The processing workflow

The complete processing workflow looks like this:

The steps involved are:

  1. The append account to list step uses account level data storage and the append to list operation to compile the list of messages that the main workflow can then grab when all processing is complete:

    Note that the accounts_list_{$.steps.trigger.#calling_workflow} jsonpath is used to append the uuid of the main workflow to the list.

  2. The very last step of the workflow uses Atomic increment to add 1 to the threads finished account level key each time a processing thread completes:

    Again note that the threads_finished_{$.steps.trigger.#calling_workflow} jsonpath is used to append the uuid of the main workflow to the threads_finished key.

Important notes

Using a scheduled trigger

When polling with a scheduled trigger, it is very important to make sure that a run of the workflow is allowed to complete before any more runs are triggered. To do this first click on Advanced Properties and then tick the box as shown:

Your schedule should also be set so that you allow plenty of time for runs to complete. In a case where 3 attempts at starting a run are made while one is still completing, these runs are missed. They are not added to a queue.

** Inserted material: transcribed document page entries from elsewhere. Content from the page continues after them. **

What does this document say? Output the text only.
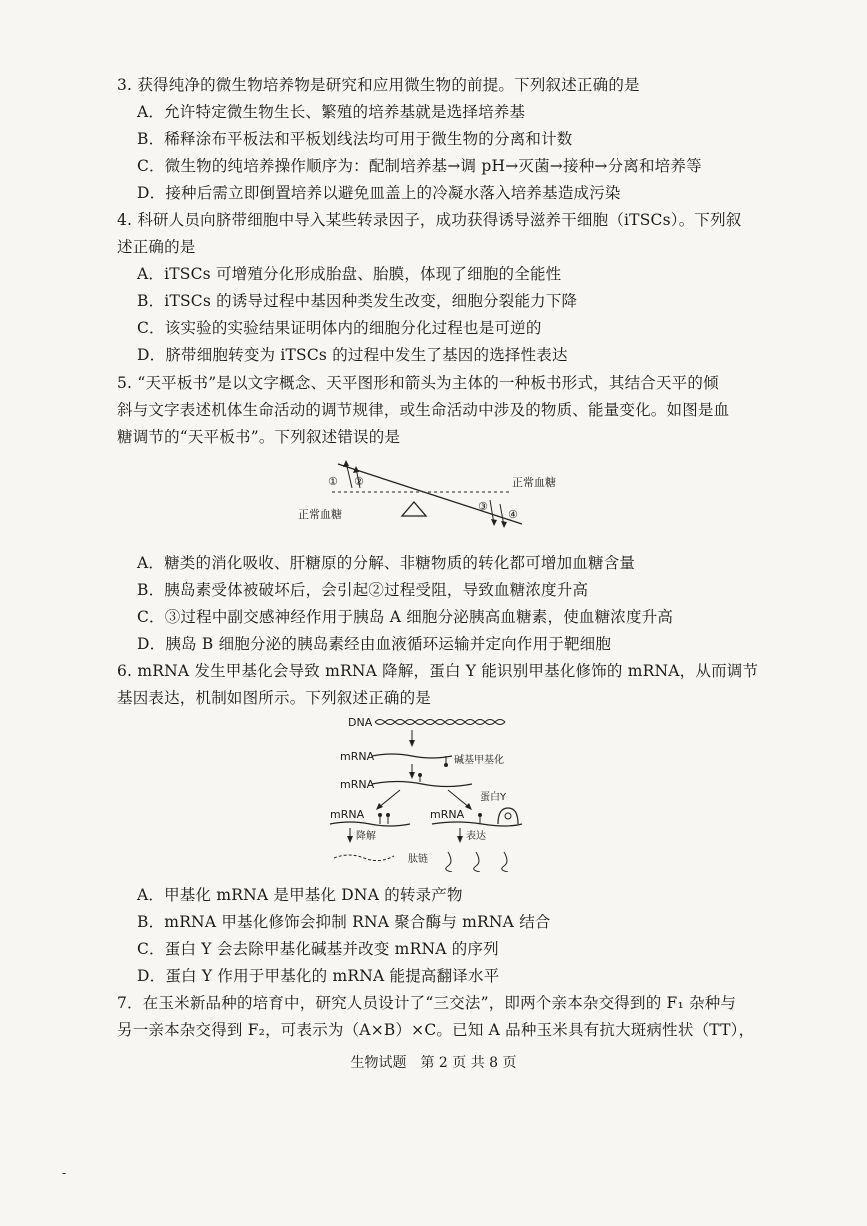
3. 获得纯净的微生物培养物是研究和应用微生物的前提。下列叙述正确的是
A．允许特定微生物生长、繁殖的培养基就是选择培养基
B．稀释涂布平板法和平板划线法均可用于微生物的分离和计数
C．微生物的纯培养操作顺序为：配制培养基→调 pH→灭菌→接种→分离和培养等
D．接种后需立即倒置培养以避免皿盖上的冷凝水落入培养基造成污染
4. 科研人员向脐带细胞中导入某些转录因子，成功获得诱导滋养干细胞（iTSCs）。下列叙
述正确的是
A．iTSCs 可增殖分化形成胎盘、胎膜，体现了细胞的全能性
B．iTSCs 的诱导过程中基因种类发生改变，细胞分裂能力下降
C．该实验的实验结果证明体内的细胞分化过程也是可逆的
D．脐带细胞转变为 iTSCs 的过程中发生了基因的选择性表达
5. “天平板书”是以文字概念、天平图形和箭头为主体的一种板书形式，其结合天平的倾
斜与文字表述机体生命活动的调节规律，或生命活动中涉及的物质、能量变化。如图是血
糖调节的“天平板书”。下列叙述错误的是
① ②
③
④
正常血糖
正常血糖
A．糖类的消化吸收、肝糖原的分解、非糖物质的转化都可增加血糖含量
B．胰岛素受体被破坏后，会引起②过程受阻，导致血糖浓度升高
C．③过程中副交感神经作用于胰岛 A 细胞分泌胰高血糖素，使血糖浓度升高
D．胰岛 B 细胞分泌的胰岛素经由血液循环运输并定向作用于靶细胞
6. mRNA 发生甲基化会导致 mRNA 降解，蛋白 Y 能识别甲基化修饰的 mRNA，从而调节
基因表达，机制如图所示。下列叙述正确的是
DNA
mRNA	碱基甲基化
mRNA
mRNA
降解
mRNA
蛋白Y
表达
肽链
A．甲基化 mRNA 是甲基化 DNA 的转录产物
B．mRNA 甲基化修饰会抑制 RNA 聚合酶与 mRNA 结合
C．蛋白 Y 会去除甲基化碱基并改变 mRNA 的序列
D．蛋白 Y 作用于甲基化的 mRNA 能提高翻译水平
7．在玉米新品种的培育中，研究人员设计了“三交法”，即两个亲本杂交得到的 F₁ 杂种与
另一亲本杂交得到 F₂，可表示为（A×B）×C。已知 A 品种玉米具有抗大斑病性状（TT），
生物试题　第 2 页 共 8 页
-
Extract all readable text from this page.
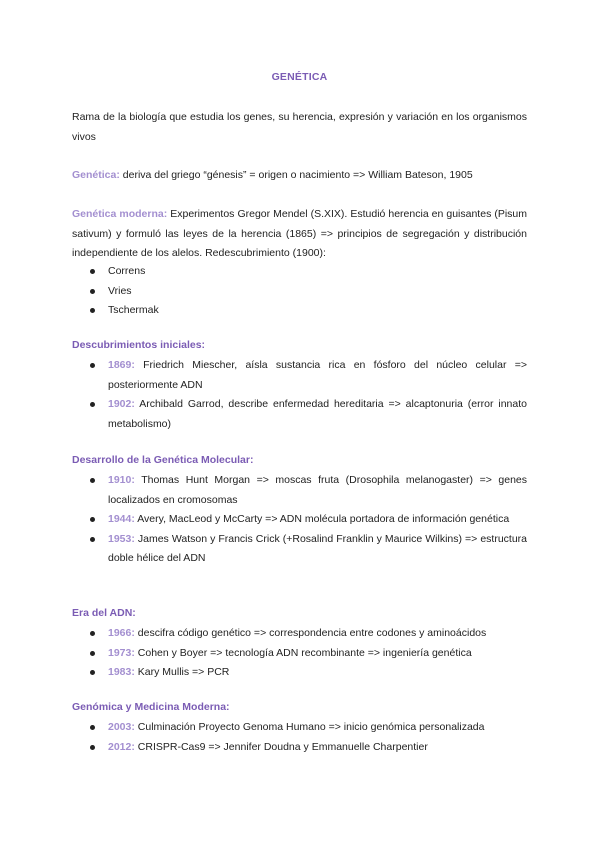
GENÉTICA
Rama de la biología que estudia los genes, su herencia, expresión y variación en los organismos vivos
Genética: deriva del griego “génesis” = origen o nacimiento => William Bateson, 1905
Genética moderna: Experimentos Gregor Mendel (S.XIX). Estudió herencia en guisantes (Pisum sativum) y formuló las leyes de la herencia (1865) => principios de segregación y distribución independiente de los alelos. Redescubrimiento (1900):
Correns
Vries
Tschermak
Descubrimientos iniciales:
1869: Friedrich Miescher, aísla sustancia rica en fósforo del núcleo celular => posteriormente ADN
1902: Archibald Garrod, describe enfermedad hereditaria => alcaptonuria (error innato metabolismo)
Desarrollo de la Genética Molecular:
1910: Thomas Hunt Morgan => moscas fruta (Drosophila melanogaster) => genes localizados en cromosomas
1944: Avery, MacLeod y McCarty => ADN molécula portadora de información genética
1953: James Watson y Francis Crick (+Rosalind Franklin y Maurice Wilkins) => estructura doble hélice del ADN
Era del ADN:
1966: descifra código genético => correspondencia entre codones y aminoácidos
1973: Cohen y Boyer => tecnología ADN recombinante => ingeniería genética
1983: Kary Mullis => PCR
Genómica y Medicina Moderna:
2003: Culminación Proyecto Genoma Humano => inicio genómica personalizada
2012: CRISPR-Cas9 => Jennifer Doudna y Emmanuelle Charpentier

Note: any data processing steps (working with a messages list, uploading to airtable etc.) in this example are given for demonstration purposes only. The technique of threading is applicable in multiple scenarios and with many different connectors.

Clearing account-level data

When testing, it is helpful to set a separate manually-triggered workflow which clears account level data as explained here.

This means you can easily reset your data if your workflow errors out.